2. Hindari Bahan Kimia Berbahaya
Beberapa bahan kimia dalam produk pembersih atau kosmetik, seperti parfum, alkohol, dan Sodium Lauryl Sulfate (SLS), dapat memperburuk rasa gatal dan terbakar pada kulit yang terkena eksim. Pilihlah produk yang lebih ramah bagi kulit sensitif, seperti produk-produk yang mengandung bahan glycerin, ceramides, hyaluronic acid, shea butter, dan niacinamide. Agar lebih mudah, cari produk yang berlabel "hypoallergenic" atau "dermatologically tested".
3. Menjaga Kelembapan Kulit
Kulit yang kering dapat memperparah eksim. Pastikan untuk selalu menjaga kelembapan kulit. Hal ini bisa dilakukan dengan cara mandi dengan air hangat dan tidak perlu terlalu lama, cukup 5-10 menit saja. Setelah itu, gunakan pelembap setelah mandi. Pilih pelembab yang berbentuk krim atau salep daripada lotion, karena lebih efektif menghidrasi kulit. Bisa juga dengan menggunakan humidifier untuk menjaga kelembapan udara di ruangan, terutama saat cuaca dingin atau kering.
Â
Sebagai salah satu penyakit yang berkorelasi dengan genetik, eksim memang secara umum tidak akan mudah untuk diturunkan grafik kuantitasnya. Namun, eksim bisa diturunkan risikonya sejak dini. Pada beberapa kasus bagi orangtua yang memiliki eksim, memberikan ASI eksklusif bisa membantu mencegah eksim pada bayi. Sudah banyak penelitian menunjukkan bahwa bayi yang diberi ASI lebih jarang menunjukkan gejala eksim dibandingkan bayi non-ASI. Â Karena ASI sendiri telah mengandung antibodi, sel imun, dan zat bioaktif lainnya yang melindungi bayi dari infeksi dan peradangan.
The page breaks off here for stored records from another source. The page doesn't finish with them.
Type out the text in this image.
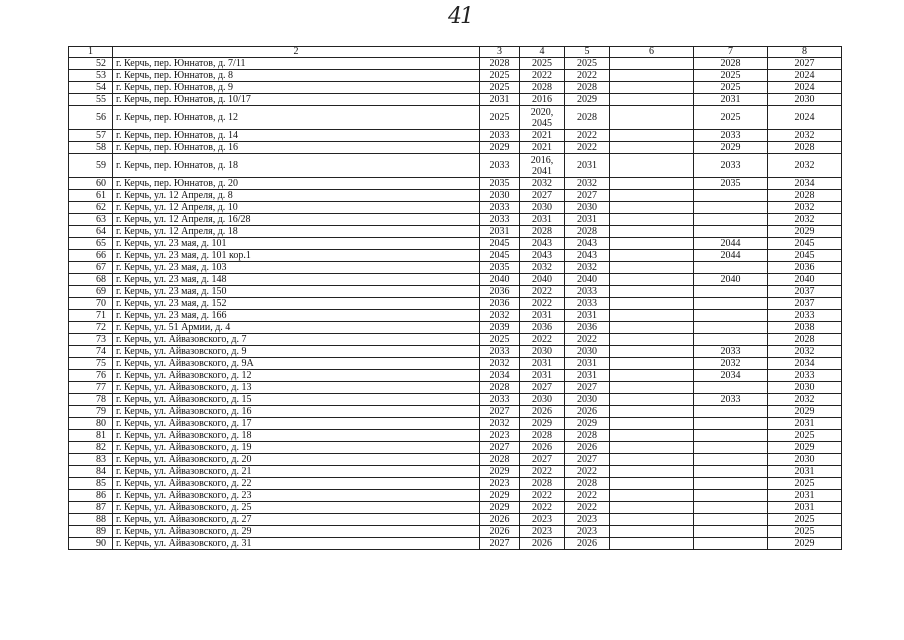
41
1	2	3	4	5	6	7	8
52	г. Керчь, пер. Юннатов, д. 7/11	2028	2025	2025		2028	2027
53	г. Керчь, пер. Юннатов, д. 8	2025	2022	2022		2025	2024
54	г. Керчь, пер. Юннатов, д. 9	2025	2028	2028		2025	2024
55	г. Керчь, пер. Юннатов, д. 10/17	2031	2016	2029		2031	2030
56	г. Керчь, пер. Юннатов, д. 12	2025	2020, 2045	2028		2025	2024
57	г. Керчь, пер. Юннатов, д. 14	2033	2021	2022		2033	2032
58	г. Керчь, пер. Юннатов, д. 16	2029	2021	2022		2029	2028
59	г. Керчь, пер. Юннатов, д. 18	2033	2016, 2041	2031		2033	2032
60	г. Керчь, пер. Юннатов, д. 20	2035	2032	2032		2035	2034
61	г. Керчь, ул. 12 Апреля, д. 8	2030	2027	2027			2028
62	г. Керчь, ул. 12 Апреля, д. 10	2033	2030	2030			2032
63	г. Керчь, ул. 12 Апреля, д. 16/28	2033	2031	2031			2032
64	г. Керчь, ул. 12 Апреля, д. 18	2031	2028	2028			2029
65	г. Керчь, ул. 23 мая, д. 101	2045	2043	2043		2044	2045
66	г. Керчь, ул. 23 мая, д. 101 кор.1	2045	2043	2043		2044	2045
67	г. Керчь, ул. 23 мая, д. 103	2035	2032	2032			2036
68	г. Керчь, ул. 23 мая, д. 148	2040	2040	2040		2040	2040
69	г. Керчь, ул. 23 мая, д. 150	2036	2022	2033			2037
70	г. Керчь, ул. 23 мая, д. 152	2036	2022	2033			2037
71	г. Керчь, ул. 23 мая, д. 166	2032	2031	2031			2033
72	г. Керчь, ул. 51 Армии, д. 4	2039	2036	2036			2038
73	г. Керчь, ул. Айвазовского, д. 7	2025	2022	2022			2028
74	г. Керчь, ул. Айвазовского, д. 9	2033	2030	2030		2033	2032
75	г. Керчь, ул. Айвазовского, д. 9А	2032	2031	2031		2032	2034
76	г. Керчь, ул. Айвазовского, д. 12	2034	2031	2031		2034	2033
77	г. Керчь, ул. Айвазовского, д. 13	2028	2027	2027			2030
78	г. Керчь, ул. Айвазовского, д. 15	2033	2030	2030		2033	2032
79	г. Керчь, ул. Айвазовского, д. 16	2027	2026	2026			2029
80	г. Керчь, ул. Айвазовского, д. 17	2032	2029	2029			2031
81	г. Керчь, ул. Айвазовского, д. 18	2023	2028	2028			2025
82	г. Керчь, ул. Айвазовского, д. 19	2027	2026	2026			2029
83	г. Керчь, ул. Айвазовского, д. 20	2028	2027	2027			2030
84	г. Керчь, ул. Айвазовского, д. 21	2029	2022	2022			2031
85	г. Керчь, ул. Айвазовского, д. 22	2023	2028	2028			2025
86	г. Керчь, ул. Айвазовского, д. 23	2029	2022	2022			2031
87	г. Керчь, ул. Айвазовского, д. 25	2029	2022	2022			2031
88	г. Керчь, ул. Айвазовского, д. 27	2026	2023	2023			2025
89	г. Керчь, ул. Айвазовского, д. 29	2026	2023	2023			2025
90	г. Керчь, ул. Айвазовского, д. 31	2027	2026	2026			2029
Selain itu, ASI mengandung asam lemak esensial seperti omega-3 yang membantu menjaga kesehatan kulit bayi dan memperbaiki barrier kulit. ASI juga mendukung pertumbuhan mikrobiota usus yang sehat, yang berperan penting dalam menjaga sistem kekebalan tubuh bayi. Mikrobiota yang seimbang dapat mengurangi risiko peradangan pada kulit.
Jadi, meskipun diyakini bahwa eksim adalah penyakit kulit yang grafiknya terus meningkat secara kuantitas, tetapi dengan kesadaran diri untuk perawatan kulit dengan tepat, risiko eksim bisa dikurangi. Mulai dari menjaga kelembapan kulit, mengonsumsi vitamin yang tepat, hingga memberi ASI eksklusif (pada bayi). Jangan lupa juga untuk menghindari faktor pemicu yang dapat memperburuk kondisi kulit sensitif, seperti bahan kimia yang keras. Dengan perhatian yang tepat, kulit bisa tetap sehat dan terhindar dari peradangan yang menyakitkan.